A closer look at the power knob

To power on/off the brightness controller, there's a knob. It doesn't need to be a knob; it's just turning on/off the comparator inside the circuit. It should be a switch. In fact, using a knob instead of a switch necessitates a lot of extra hardware. That said, I was honestly surprised by how much I love the sensation of literally turning the system on or off.

There's not much here, really. It's a bi-stable 555 timer3 controlled by the potentiometer knob. It's not actually directing power to the op amps or the oscillator circuit; rather, it drives the positive input to the inverting adder op-amps. When the knob is "off", it drives the adder output up to the 6V-12V range, which forces the comparator output to 0V regardless of the switches' positions. Turning the knob "on" lowers the adder output range down to 0V-6V, same range as the sawtooth wave.

Does it work?

Well, almost. We need to tweak the upper and lower limits of the adder to match the upper and lower limits of the sawtooth-wave component, which isn't as accurate as I'd hoped. If I were to make it again, I feel a lot more confident using a different sawtooth generator instead. But the circuit is pretty close to functional! And it worked in the sense that we assembled it together, learned a lot about soldering and electronics designs, and we used lots of resistors with orange stripes. So I'm real happy with it!

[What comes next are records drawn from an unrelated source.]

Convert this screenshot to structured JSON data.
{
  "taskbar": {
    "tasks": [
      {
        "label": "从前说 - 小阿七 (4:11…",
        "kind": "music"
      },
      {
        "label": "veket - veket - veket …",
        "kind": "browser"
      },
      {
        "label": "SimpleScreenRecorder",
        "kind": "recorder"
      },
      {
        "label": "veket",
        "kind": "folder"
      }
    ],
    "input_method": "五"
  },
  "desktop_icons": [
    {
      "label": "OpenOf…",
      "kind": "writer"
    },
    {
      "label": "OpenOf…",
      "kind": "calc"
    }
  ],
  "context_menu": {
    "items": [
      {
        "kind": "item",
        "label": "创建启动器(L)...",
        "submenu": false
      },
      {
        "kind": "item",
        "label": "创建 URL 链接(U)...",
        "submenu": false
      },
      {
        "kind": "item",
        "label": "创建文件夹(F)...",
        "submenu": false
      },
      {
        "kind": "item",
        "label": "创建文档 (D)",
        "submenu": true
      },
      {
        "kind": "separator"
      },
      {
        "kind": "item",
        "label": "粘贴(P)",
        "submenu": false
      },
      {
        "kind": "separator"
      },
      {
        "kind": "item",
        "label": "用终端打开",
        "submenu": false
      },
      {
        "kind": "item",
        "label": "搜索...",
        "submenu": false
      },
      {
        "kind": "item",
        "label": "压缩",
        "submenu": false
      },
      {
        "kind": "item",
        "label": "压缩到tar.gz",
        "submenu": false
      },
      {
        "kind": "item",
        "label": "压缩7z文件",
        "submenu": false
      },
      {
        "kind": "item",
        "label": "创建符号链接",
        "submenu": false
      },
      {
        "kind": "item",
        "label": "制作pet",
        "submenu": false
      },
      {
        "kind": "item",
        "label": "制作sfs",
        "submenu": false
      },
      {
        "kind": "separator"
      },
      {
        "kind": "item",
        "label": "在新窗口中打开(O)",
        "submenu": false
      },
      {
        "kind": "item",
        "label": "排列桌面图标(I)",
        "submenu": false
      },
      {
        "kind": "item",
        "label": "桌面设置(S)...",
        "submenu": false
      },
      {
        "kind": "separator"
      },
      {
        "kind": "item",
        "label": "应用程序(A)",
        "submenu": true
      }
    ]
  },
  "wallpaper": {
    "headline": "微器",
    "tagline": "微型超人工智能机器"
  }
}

1. On the final PCB, there's space for an extra resistor, to alter the adder's upper/lower bounds, and the 1.5 kΩ resistor may need fine adjustment so that the switches span the whole six volts. I haven't actually done any fine-tuning yet. In retrospect, I should have made these both small potentiometers.

2. Actual frequency doesn't matter very much. As long as it's above 100 Hz or so, it will be fast enough to be unnoticeable.

3. I hope this causes a double-take. I very deliberately avoided the 555 timer in the PWM section of the circuit, where it would have been soooooo useful. And now I'm using a 555 timer in this complicated substitute for a power switch? I find it real satisfying.